El 26 de febrero de 2006 Paulina Lebbos desapareció de la faz de la tierra. Había ido a bailar como cualquier adolescente de su edad. Y no volvió a su casa, donde la esperaba su pequeña hija. No tardó en instalarse la versión de que había muerto durante una fiesta en la que participaban "hijos del poder", tal como lo sostiene Alberto Lebbos, padre de la víctima. Bastó que se instalara ese rumor para que la causa quemara.
Durante los más de siete años que duró la investigación, pasaron tres fiscales por la causa. Poco se hizo bien. Para la causa que quemaba le encontraron la mejor solución: un freezer.
Hoy, el último fiscal del caso Diego López Ávila tomó una decisión sorprendente: ordenó la aprehensión del ex comisario general Nicolás Barrera, quien hasta no hace mucho era nada menos que el subjefe de Policía de la provincia. La medida es un golpe a la cabeza del poder. Se sospecha que fue parte del encubrimiento. Y se llegó hasta él a partir del entrecruzamiento de llamados teléfónicos.
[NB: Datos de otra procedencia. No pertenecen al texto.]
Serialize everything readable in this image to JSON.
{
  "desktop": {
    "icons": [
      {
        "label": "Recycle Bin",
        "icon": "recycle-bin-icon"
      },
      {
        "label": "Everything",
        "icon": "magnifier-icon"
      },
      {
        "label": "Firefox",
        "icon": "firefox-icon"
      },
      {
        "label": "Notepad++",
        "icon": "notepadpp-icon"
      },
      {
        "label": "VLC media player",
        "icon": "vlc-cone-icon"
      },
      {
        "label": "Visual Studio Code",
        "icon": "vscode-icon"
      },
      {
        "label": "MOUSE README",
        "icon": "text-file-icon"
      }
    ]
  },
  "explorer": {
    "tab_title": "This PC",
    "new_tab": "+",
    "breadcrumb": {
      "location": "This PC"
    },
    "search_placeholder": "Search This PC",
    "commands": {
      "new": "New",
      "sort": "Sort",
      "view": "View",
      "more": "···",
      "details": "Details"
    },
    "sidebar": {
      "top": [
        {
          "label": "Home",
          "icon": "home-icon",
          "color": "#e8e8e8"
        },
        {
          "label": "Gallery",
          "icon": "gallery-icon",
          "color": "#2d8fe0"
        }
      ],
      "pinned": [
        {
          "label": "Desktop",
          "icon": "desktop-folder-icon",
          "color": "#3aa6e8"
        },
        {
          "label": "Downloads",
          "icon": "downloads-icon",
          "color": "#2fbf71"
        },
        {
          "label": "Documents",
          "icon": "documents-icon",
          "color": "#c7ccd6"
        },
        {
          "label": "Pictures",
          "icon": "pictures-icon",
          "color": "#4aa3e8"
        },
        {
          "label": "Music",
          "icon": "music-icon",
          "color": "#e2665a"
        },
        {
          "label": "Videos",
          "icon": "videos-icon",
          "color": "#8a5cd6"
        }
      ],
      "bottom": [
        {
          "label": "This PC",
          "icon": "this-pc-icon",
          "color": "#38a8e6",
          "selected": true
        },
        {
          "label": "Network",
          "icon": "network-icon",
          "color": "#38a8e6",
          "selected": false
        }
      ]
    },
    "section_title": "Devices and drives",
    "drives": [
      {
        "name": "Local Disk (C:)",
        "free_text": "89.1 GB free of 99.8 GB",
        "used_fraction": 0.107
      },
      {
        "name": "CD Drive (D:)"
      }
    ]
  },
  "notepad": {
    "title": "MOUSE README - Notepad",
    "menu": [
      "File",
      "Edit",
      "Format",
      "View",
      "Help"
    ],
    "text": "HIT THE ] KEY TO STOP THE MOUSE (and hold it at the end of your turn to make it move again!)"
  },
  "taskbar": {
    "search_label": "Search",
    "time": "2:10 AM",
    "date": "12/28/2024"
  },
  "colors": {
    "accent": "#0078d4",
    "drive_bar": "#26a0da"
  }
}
Los resultados de los peritajes estaban listos desde hacía años. Nunca se los analizó. Una verguenza.
Como el juego para elegir a los miembros de cada equipo de fútbol. López Ávila va haciendo "pan y queso" en medio de una causa destrozada por los malos manejos. Falta mucho. Está tirando de la punta de los piolines. Pero la madeja está muy enredada. De él depende que a la palabra impunidad, al menos, se le borre una letra en un Tucumán que la escribe con mayúscula.